13. Future Trials to Watch
As the episode concludes, Carl Thiel highlights key upcoming trials and drug developments:
- Eli Lilly's Retatrutide (Triple G): Targets GLP1, GIP, and Glucagon receptors, aiming for greater efficacy. Results expected later in the second quarter.
- Novo Nordisk's Amacretin: An oral drug entering Phase Three trials, poised to follow Semaglutide as a successor.
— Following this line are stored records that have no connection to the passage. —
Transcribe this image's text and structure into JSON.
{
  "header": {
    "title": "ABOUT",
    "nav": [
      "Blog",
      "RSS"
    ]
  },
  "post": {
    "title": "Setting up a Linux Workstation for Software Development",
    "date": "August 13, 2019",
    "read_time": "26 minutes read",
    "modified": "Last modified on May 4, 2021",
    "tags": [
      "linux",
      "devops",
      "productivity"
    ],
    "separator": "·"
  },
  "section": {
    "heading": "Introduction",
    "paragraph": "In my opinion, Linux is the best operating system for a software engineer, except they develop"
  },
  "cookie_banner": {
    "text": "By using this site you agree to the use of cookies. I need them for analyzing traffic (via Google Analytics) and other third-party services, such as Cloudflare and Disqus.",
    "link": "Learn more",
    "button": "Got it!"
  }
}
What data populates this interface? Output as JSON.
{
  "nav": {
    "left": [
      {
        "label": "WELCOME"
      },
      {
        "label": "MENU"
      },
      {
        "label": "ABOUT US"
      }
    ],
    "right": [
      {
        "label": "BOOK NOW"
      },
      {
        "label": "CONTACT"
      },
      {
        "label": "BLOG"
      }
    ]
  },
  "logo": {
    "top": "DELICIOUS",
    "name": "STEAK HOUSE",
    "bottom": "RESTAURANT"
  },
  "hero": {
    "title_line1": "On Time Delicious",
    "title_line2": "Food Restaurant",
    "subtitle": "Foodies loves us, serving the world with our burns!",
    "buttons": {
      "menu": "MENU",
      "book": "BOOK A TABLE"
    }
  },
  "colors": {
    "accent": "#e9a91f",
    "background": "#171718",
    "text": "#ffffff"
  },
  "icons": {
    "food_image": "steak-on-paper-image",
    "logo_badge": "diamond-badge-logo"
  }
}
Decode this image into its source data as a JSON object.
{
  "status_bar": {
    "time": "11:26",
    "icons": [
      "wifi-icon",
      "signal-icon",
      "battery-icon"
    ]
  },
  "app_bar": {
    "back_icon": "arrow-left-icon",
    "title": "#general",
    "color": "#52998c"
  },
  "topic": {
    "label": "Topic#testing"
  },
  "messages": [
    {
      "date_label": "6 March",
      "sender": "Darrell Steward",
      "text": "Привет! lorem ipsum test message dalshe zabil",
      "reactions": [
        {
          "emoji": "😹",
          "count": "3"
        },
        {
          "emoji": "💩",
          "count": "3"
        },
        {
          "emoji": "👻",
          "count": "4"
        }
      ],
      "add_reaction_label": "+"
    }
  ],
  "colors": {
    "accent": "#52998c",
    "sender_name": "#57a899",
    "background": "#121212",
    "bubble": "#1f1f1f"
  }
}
These trials are pivotal in determining the next generation of weight-loss drugs and their market viability.
14. Closing Remarks
Mary Long wraps up the episode by reminding listeners that the Motley Fool may have holdings in the discussed stocks and that all personal finance content meets their editorial standards. She underscores the importance of independent research and due diligence before making investment decisions.
Notable Quotes:
- Carl Thiel [00:01]: "There is this number that keeps getting thrown around and that is that this is going to be a $150 billion annual market."
- Carl Thiel [03:12]: "So GLP1 is a natural hormone that everybody makes in their own body... inspired by the venom of the Gila monster."
- Carl Thiel [14:13]: "If you assume that Lilly and Novo Nordisk continue to dominate the market and you assume it really does go to $150 billion..."
- Carl Thiel [20:01]: "I do think Lilly is pretty clearly the best positioned company in this space right now..."
Conclusion
The episode provides a comprehensive analysis of the current state and future prospects of weight-loss drugs, particularly GLP1s. While the market shows substantial growth and investment potential, challenges such as side effects, patent expirations, and competitive pressures remain. Investors are advised to consider diversified approaches and stay informed about ongoing clinical trials and market developments.